CHICAGO (Reuters) - To cut risks to patients from excessive radiation exposure from CT diagnostic scanners, the U.S. Food and Drug Administration wants equipment makers to add safety features and do a better job of educating people who use their equipment.

The changes are meant to prevent the kind of errors that, according to the FDA, have exposed hundreds of people to toxic levels of radiation.

“Patients should not have to worry that a device designed to diagnose an illness exposes them to unnecessary risks,” Dr. Jeffrey Shuren, director of FDA’s Center for Devices and Radiological Health, said in a statement on Tuesday.

CT scans deliver a much higher radiation dose than conventional X-rays.
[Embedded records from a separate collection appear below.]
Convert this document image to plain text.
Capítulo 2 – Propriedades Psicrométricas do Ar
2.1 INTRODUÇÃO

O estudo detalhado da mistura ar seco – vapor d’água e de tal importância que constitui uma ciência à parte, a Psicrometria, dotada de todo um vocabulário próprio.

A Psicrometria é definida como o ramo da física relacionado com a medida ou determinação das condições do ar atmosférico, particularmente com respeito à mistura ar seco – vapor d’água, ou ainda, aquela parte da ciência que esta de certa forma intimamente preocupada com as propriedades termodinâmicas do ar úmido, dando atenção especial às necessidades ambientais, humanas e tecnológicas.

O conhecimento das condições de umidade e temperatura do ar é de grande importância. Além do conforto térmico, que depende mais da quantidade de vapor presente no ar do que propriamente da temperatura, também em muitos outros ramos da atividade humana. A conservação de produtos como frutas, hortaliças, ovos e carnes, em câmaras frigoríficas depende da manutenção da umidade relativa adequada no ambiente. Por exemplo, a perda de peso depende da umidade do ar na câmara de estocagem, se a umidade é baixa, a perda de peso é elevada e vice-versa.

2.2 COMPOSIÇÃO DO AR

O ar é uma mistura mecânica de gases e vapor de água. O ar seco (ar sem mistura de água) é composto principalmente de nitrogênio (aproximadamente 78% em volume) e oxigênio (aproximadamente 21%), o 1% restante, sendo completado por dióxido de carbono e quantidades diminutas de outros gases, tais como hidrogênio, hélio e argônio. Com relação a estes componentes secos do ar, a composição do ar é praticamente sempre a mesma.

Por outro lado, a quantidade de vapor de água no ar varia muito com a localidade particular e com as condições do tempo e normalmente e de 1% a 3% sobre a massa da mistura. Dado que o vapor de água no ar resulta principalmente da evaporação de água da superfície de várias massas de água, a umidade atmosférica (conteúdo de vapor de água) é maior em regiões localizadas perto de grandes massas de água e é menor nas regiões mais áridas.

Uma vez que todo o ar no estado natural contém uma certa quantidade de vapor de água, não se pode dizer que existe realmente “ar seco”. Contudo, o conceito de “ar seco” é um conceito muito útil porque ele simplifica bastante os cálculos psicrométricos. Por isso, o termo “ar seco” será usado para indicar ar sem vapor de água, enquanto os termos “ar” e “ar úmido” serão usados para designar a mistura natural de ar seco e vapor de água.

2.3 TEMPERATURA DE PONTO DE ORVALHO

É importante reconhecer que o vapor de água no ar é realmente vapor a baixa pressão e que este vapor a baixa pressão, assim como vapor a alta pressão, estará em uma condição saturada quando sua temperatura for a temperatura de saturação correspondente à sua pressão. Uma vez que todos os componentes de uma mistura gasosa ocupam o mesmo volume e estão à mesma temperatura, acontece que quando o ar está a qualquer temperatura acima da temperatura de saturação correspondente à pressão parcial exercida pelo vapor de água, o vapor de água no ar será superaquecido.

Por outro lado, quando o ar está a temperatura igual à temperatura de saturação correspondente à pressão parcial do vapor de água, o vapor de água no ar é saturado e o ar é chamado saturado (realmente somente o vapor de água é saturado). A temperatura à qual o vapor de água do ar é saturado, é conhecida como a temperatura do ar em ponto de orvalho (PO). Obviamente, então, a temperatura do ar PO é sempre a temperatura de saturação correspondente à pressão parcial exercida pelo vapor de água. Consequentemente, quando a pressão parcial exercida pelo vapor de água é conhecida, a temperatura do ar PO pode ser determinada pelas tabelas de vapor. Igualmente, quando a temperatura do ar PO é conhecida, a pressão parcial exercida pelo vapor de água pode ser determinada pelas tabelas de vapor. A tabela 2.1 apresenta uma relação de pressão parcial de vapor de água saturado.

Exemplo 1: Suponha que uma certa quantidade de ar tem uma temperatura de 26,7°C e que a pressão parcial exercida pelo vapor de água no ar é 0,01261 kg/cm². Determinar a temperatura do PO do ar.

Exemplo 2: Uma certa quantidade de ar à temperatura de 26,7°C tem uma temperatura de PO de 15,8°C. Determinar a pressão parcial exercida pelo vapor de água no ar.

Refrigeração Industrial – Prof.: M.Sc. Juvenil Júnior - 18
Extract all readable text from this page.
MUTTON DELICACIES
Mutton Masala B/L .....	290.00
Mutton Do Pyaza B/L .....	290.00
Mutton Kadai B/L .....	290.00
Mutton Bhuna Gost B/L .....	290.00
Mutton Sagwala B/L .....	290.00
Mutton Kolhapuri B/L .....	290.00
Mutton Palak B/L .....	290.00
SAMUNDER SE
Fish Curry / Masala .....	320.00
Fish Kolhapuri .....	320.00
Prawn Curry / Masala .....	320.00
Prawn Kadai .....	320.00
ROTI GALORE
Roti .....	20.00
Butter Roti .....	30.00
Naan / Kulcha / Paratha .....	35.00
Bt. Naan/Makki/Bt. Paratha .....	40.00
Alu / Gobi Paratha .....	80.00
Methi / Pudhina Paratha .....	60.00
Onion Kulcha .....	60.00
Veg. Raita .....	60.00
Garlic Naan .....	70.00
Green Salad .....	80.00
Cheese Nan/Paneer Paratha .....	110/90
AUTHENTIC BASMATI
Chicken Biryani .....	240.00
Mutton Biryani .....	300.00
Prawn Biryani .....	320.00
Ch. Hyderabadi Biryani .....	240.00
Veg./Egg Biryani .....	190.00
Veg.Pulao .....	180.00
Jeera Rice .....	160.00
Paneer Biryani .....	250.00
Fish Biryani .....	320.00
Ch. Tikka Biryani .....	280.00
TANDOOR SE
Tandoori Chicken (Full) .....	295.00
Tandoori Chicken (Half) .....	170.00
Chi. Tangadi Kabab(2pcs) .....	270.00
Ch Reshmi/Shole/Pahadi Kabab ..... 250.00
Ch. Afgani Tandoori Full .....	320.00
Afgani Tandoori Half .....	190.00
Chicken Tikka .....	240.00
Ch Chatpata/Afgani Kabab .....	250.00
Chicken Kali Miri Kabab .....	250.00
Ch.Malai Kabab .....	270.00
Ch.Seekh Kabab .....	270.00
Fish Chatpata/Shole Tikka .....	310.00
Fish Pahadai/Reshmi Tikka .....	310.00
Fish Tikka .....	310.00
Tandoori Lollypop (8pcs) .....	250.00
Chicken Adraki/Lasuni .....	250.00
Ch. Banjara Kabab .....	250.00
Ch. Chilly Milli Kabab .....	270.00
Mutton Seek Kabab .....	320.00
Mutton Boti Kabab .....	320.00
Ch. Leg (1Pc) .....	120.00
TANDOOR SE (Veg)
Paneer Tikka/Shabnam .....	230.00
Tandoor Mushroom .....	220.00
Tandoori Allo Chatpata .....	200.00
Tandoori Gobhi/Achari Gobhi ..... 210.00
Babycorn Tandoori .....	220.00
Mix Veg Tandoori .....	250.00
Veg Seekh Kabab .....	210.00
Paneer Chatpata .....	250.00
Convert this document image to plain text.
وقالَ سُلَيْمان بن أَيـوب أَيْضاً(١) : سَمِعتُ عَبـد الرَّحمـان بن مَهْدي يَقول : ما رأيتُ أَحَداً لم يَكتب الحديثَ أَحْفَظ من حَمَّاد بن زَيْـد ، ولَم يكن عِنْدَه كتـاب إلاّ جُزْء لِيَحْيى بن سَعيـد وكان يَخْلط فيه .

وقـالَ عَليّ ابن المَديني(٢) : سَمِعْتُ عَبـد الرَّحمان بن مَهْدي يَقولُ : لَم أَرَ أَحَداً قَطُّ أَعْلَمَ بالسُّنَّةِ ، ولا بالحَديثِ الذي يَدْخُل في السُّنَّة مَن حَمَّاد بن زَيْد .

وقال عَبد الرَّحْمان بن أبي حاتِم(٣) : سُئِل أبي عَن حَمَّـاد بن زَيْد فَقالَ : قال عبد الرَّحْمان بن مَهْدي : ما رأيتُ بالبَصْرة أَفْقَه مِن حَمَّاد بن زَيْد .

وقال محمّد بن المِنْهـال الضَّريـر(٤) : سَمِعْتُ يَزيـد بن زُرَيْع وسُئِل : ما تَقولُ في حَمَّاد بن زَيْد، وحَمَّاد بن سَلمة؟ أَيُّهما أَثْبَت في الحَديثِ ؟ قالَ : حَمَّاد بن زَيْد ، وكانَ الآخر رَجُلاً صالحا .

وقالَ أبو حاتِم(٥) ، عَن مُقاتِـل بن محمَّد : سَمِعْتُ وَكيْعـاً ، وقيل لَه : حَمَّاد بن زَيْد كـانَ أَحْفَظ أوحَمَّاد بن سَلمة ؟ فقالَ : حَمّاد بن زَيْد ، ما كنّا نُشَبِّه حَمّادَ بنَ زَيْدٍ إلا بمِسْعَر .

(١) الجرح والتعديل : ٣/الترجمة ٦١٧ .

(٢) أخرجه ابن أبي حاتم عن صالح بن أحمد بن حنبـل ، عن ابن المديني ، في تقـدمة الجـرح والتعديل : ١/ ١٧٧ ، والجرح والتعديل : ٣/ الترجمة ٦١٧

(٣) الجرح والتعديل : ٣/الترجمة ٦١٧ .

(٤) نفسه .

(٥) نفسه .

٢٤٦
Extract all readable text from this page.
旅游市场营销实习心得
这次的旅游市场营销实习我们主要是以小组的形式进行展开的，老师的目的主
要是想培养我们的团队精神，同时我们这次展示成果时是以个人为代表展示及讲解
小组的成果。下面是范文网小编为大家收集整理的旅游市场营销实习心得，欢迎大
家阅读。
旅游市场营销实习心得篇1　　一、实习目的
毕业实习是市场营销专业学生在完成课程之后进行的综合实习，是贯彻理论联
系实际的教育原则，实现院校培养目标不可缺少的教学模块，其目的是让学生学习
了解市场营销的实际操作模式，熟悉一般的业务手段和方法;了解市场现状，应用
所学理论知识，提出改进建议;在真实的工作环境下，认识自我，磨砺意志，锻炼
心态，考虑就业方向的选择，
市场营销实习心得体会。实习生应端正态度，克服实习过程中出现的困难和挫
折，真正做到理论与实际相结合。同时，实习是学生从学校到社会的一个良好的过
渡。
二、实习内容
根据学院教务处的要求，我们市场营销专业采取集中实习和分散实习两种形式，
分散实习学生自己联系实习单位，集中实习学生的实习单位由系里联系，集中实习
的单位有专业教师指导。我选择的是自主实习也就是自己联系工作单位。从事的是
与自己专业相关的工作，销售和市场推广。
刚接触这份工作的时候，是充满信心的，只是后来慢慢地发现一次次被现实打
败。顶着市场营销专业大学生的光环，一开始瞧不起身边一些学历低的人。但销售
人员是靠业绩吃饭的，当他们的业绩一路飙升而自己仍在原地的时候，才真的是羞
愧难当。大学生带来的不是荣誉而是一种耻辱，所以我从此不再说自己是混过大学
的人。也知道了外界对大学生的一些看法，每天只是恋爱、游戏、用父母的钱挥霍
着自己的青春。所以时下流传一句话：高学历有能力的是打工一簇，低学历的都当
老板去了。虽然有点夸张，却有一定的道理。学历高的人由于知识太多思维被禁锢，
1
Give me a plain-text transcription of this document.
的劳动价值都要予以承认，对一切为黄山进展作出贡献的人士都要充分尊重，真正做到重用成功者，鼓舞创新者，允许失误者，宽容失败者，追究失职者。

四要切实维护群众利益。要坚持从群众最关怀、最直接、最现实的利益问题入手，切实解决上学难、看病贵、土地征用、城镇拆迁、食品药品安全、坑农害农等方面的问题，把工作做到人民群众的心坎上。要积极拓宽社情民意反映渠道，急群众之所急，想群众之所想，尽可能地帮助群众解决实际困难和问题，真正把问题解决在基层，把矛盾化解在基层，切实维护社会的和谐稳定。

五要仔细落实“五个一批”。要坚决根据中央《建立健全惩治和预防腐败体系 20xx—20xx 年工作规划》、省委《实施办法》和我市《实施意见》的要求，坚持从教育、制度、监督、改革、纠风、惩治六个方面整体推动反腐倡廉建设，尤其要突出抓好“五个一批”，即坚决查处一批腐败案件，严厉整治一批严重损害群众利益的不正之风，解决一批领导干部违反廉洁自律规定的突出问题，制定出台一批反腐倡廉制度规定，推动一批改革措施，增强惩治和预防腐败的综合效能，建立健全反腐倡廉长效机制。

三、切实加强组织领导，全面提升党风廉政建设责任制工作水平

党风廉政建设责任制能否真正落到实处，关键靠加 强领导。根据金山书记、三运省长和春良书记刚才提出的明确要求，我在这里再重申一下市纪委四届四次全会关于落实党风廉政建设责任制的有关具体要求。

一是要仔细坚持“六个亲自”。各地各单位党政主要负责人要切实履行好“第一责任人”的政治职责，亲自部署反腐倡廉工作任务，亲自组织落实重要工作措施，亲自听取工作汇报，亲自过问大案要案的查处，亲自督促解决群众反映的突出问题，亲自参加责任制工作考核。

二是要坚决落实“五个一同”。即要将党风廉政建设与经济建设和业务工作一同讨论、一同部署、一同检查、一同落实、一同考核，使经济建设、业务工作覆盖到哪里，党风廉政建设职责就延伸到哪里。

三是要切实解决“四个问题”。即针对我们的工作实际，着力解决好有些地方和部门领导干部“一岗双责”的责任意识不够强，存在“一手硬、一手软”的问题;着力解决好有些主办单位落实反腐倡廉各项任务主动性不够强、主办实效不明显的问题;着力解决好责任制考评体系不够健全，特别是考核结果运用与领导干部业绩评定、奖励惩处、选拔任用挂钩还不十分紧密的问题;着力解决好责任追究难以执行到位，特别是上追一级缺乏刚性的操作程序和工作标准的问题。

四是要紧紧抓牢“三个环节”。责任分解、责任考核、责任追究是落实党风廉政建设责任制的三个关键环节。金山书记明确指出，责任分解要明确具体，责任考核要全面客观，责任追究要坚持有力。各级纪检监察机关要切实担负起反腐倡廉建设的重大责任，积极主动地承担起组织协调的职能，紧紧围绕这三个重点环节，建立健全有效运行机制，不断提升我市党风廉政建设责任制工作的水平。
High doses of radiation can cause skin burns, cataracts, and in extreme cases cancer and death.

The FDA has been investigating states and facilities where overdoses occurred as well as equipment used in those facilities.

It found that when properly used, the CT scanners did not malfunction, and said it is likely that improper use of the scanners resulted in the overdoses.

But the equipment could be made safer, the FDA said.

It outlined its recommendations in a letter dated November 8, sent to the Medical Imaging and Technology Alliance or MITA, an industry group.

The agency recommended a change to consoles to alert the operator of a high radiation dose, extra training programs, especially for facilities that buy equipment used for brain scans; and clear instructions about the proper dose needed.

The FDA also asked that all dose-related information be collected into one section of a user manual for easy reference.

MITA said it has worked with the FDA during the past year to address the agency’s concerns and is committed to educating users and working on technologies to reduce radiation levels.

“In the end, the optimal solution will require action by all stakeholders including manufacturers, users and regulators,” the group said in a statement.

Radiation exposure became a major concern in October 2009 after the FDA said it was investigating 206 cases of patients being exposed to toxic doses of radiation during CT scans of the brain at Cedars-Sinai Medical Center in Los Angeles.

The FDA said it is now aware of at least 385 patients who received excessive radiation from CT brain perfusion scans performed at five hospitals in California and one in Alabama.

The scans produce cross-sectional images of the head that evaluate blood flow in the brain.

While unnecessary radiation exposure should be avoided, the FDA said patients should not avoid getting a medically needed CT scan.

CT equipment makers include General Electric, Toshiba Corp, Hitachi Ltd, Siemens and Philips.